Onesquethaw graveyard part of a state pilot project to recruit volunteers for small cemeteries

— Photo Onesquethaw Union Cemetery Association Facebook page

The Onesquethaw Union Cemetery is part of a statewide day, on April 27, to clean up small cemeteries.

NEW SCOTLAND — The Onesquethaw Union Cemetery in Feura Bush is the only Albany County cemetery listed as participating in the state’s inaugural Caring for Your Cemetery Day, on April 27.

Volunteers should bring rakes and shovels — “whatever they’re able to use,” said MaryEllen Domblewski, the treasurer of the Onesquethaw Union Cemetery Association. 

Volunteers, she said, will pick up branches and debris left from the past winter’s ice storms.

“We’re hoping to get community members and families of people who have loved ones in the cemetery,” Domblewski told The Enterprise.

All of the association’s board members are volunteers, she said, and many of them are part of families that have served for generations. Domblewski’s father and grandfather both served on the board before her.

“It’s right around the corner from my house,” Domblewski said of the cemetery. Her stone house, built in 1807, is where her grandfather was born and where he died at the age of 100 in 1995.

The Onesquethaw Historic District was placed on the National Register of Historic Places in 1974 and includes 25 houses with farm buildings and a number of related archeological sites clustered in the Onesquethaw Creek Valley. Included are several impressive 18th-Century stone houses, four of which are located within a mile or so of a historical marker erected last September.

“We’re trying to modernize our outlook,” said Domblewski of the cemetery association, noting the group now has computerized records and a Facebook page, and accepts payment through Paypal.

As treasurer of the not-for-profit association, Domblewski files an annual financial report with the Department of State, she said, which is how she found out about and pursued being part of the pilot program.

She checked with the association’s president, Samantha Moak-Bryan, who said to go ahead. “So I did,” said Domblewski.

The pilot program, according to the Department of State, is to generate interest in local cemeteries, especially among young people, and to recruit future volunteers or even officers as well as identifying local people with skills that cemeteries need.

The Enterprise frequently runs letters from small local cemeteries, pleading for funds to cover mowing and maintenance costs. The state program has been timed for spring ahead of Mother’s Day visits.

“Protecting our cemeteries benefits our communities, preserves our history, and provides individuals with a place to mourn and reflect,” said Secretary of State Robert J. Rodriguez in a release from the Department of State. “Our goal is to teach a new generation of New Yorkers about the importance of our communities’ cemeteries.

“If you want a creative way to get involved in your community, try volunteering at your local cemetery and help future generations learn to appreciate the history, culture, and unique stories our cemeteries offer.”

The mission of the department’s Division of Cemeteries is to ensure that regulated cemeteries do not become a burden on their communities by continuing to operate on a not-for-profit basis.
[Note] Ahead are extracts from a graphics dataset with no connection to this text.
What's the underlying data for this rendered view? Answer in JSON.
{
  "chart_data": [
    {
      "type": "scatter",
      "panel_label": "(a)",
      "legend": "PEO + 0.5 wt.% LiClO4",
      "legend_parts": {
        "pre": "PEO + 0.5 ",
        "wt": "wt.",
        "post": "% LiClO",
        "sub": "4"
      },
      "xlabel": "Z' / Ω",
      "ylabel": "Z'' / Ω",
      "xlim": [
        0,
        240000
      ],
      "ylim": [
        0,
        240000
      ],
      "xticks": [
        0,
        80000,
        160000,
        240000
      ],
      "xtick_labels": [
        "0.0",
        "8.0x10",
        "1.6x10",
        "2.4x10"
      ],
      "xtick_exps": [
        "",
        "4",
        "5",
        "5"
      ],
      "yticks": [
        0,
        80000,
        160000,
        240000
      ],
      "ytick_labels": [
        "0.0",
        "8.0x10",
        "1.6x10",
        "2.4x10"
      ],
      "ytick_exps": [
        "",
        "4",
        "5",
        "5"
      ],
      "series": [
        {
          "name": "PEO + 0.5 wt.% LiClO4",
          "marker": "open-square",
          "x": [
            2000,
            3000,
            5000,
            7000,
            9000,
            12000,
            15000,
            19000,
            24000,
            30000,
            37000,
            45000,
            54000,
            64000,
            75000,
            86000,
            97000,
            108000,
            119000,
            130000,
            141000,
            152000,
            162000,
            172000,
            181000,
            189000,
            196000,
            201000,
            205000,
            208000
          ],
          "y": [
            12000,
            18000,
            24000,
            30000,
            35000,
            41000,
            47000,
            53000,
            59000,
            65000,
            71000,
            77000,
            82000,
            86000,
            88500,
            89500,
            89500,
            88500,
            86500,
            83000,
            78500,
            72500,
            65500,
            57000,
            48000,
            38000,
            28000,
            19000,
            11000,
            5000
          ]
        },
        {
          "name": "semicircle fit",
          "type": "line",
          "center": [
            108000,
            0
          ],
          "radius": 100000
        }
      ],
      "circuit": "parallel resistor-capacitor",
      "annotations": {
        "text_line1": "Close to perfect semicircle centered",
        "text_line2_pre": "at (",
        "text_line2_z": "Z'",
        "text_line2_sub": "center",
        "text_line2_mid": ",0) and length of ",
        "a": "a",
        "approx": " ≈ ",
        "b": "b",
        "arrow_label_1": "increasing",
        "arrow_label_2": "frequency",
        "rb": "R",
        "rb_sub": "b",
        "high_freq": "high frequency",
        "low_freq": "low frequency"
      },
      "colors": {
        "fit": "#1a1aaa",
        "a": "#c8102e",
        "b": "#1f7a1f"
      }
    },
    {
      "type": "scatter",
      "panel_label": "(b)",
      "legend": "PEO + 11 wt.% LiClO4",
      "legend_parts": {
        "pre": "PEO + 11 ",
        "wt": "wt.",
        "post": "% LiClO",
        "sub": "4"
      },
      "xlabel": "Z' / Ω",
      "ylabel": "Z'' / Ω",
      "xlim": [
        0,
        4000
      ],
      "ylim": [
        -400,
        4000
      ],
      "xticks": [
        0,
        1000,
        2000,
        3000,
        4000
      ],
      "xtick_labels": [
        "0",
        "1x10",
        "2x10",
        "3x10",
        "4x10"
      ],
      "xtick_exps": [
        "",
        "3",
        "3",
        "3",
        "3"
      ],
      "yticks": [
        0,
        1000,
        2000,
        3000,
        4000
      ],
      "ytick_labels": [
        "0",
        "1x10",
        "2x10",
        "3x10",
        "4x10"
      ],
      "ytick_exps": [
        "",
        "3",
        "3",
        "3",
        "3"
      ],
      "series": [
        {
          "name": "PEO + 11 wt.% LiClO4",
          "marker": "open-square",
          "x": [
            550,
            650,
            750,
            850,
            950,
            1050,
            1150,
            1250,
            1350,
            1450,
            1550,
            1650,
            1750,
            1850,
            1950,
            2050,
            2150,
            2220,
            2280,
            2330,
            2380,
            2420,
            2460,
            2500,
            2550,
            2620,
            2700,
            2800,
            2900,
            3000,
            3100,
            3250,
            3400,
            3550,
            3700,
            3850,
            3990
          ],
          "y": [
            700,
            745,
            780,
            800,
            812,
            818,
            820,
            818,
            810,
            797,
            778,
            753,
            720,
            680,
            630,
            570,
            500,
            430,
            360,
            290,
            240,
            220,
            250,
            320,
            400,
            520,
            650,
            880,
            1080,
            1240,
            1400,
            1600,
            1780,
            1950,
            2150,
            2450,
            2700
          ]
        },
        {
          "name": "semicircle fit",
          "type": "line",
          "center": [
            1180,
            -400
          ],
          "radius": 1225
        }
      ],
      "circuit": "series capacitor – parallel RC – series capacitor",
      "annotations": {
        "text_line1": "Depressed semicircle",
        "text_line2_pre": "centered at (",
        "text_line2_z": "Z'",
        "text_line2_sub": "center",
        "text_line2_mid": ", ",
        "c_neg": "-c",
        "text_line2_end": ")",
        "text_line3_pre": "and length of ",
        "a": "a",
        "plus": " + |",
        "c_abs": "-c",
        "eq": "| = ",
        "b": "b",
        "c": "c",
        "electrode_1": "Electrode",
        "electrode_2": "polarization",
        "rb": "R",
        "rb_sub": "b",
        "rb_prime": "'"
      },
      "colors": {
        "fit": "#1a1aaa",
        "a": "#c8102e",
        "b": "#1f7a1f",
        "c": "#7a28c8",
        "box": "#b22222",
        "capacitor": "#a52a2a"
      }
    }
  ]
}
The division regulates approximately 1,700 not-for-profit cemeteries in New York state by, among other things, providing technical assistance in cemetery operations and financial accounting.

The division also offers training workshops year-round to educate cemetery operators and others on how to maintain cemeteries, keep financial records, and try to ensure long-term viability.

The department lists these tasks among those that may be performed by untrained volunteers on April 27: cleaning up small debris and trash; removing downed branches, weeds, and overgrowth; removing old seasonal decorations; planting flowers; and scattering grass seed.

The cleanup at the Onesquethaw cemetery, located at 1889 Tarrytown Rd., will start at 8 a.m. on April 27 with a rain date the following Saturday, May 4. Domblewski anticipates the volunteers will work until about noon and says light refreshments will be served.

Volunteers need not register ahead, Domblewski said. “They can just show up … The more people we have, the quicker it will go.”